Graham and Palmer left Atomic Rooster after the group’s first album was released in 1970 – Palmer joined Emerson, Lake & Palmer – and Crane replaced them with drummer Paul Hammond and guitarist-vocalist John Du Cann.  That left the band without a bass guitarist, but Crane played the necessary bass lines on his Hammond B-3.

Atomic Rooster’s second album, Death Walks Behind You, included today’s featured song, which was a #11 single on the UK charts.

But Crane was not happy with Du Cann’s singing.  He replaced him with Pete French, was handled lead vocals on Atomic Rooster’s third album.  French was subsequently sacked and replaced by Chris Farlowe, who was the singer on the group’s fourth album.

Crane disbanded Atomic Rooster in 1975, but persuaded Du Cann and Hammond to rejoin him when he reformed the band in 1980.  (Ginger Baker was in the group for about two weeks.)

Atomic Rooster broke up again in 1983.  After spending a couple of years performing with Dexy’s Midnight Runners, Crane hoped to reform Atomic Rooster one more time.
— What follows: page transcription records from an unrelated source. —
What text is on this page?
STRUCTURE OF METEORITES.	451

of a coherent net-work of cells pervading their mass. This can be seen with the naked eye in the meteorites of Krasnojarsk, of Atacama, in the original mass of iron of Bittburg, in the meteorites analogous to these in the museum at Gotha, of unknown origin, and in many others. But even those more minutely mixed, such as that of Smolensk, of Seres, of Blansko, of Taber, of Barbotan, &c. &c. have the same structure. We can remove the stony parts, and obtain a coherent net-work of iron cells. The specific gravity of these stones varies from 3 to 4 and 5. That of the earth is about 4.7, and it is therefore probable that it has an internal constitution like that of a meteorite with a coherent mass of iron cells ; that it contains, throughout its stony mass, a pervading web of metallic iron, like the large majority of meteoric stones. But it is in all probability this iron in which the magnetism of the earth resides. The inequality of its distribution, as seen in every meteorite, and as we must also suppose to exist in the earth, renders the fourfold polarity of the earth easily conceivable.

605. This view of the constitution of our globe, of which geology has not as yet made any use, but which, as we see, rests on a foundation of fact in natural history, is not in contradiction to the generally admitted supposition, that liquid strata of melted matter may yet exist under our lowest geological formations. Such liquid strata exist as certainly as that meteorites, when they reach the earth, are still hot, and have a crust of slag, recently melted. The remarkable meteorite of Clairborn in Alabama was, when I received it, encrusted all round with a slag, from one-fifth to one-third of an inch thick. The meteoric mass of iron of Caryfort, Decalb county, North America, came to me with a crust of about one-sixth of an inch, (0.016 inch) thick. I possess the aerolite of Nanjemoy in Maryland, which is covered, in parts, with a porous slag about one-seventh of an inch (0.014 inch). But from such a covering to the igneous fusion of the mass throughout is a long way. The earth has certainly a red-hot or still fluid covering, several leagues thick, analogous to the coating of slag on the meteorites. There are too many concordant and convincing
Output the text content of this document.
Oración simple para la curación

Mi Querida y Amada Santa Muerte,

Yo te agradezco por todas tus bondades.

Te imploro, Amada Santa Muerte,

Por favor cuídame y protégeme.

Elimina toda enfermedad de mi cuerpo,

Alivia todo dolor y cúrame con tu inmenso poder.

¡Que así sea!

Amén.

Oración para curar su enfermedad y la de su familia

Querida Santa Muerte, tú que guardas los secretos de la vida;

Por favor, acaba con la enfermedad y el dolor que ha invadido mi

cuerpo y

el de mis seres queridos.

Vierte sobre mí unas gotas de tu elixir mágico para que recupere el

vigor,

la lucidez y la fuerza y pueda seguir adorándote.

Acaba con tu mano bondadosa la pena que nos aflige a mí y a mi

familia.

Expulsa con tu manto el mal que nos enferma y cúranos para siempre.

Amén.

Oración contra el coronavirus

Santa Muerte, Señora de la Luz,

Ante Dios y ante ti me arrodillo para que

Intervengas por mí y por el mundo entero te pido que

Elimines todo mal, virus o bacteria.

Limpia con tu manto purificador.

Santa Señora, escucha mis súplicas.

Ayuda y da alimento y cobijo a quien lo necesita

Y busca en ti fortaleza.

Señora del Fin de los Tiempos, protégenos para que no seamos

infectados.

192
Before he could do that, Vincent Chase lost his lifelong battle with mental illness.  On Valentine’s Day, 1989 – 29 years ago today – the 45-year-old musician committed suicide by overdosing on painkillers.

The other Atomic Rooster members who recorded “Tomorrow Night” are also dead.  Paul Hammond died of an accidental drug overdose a few years later, and John Du Cann had a fatal heart attack in 2011.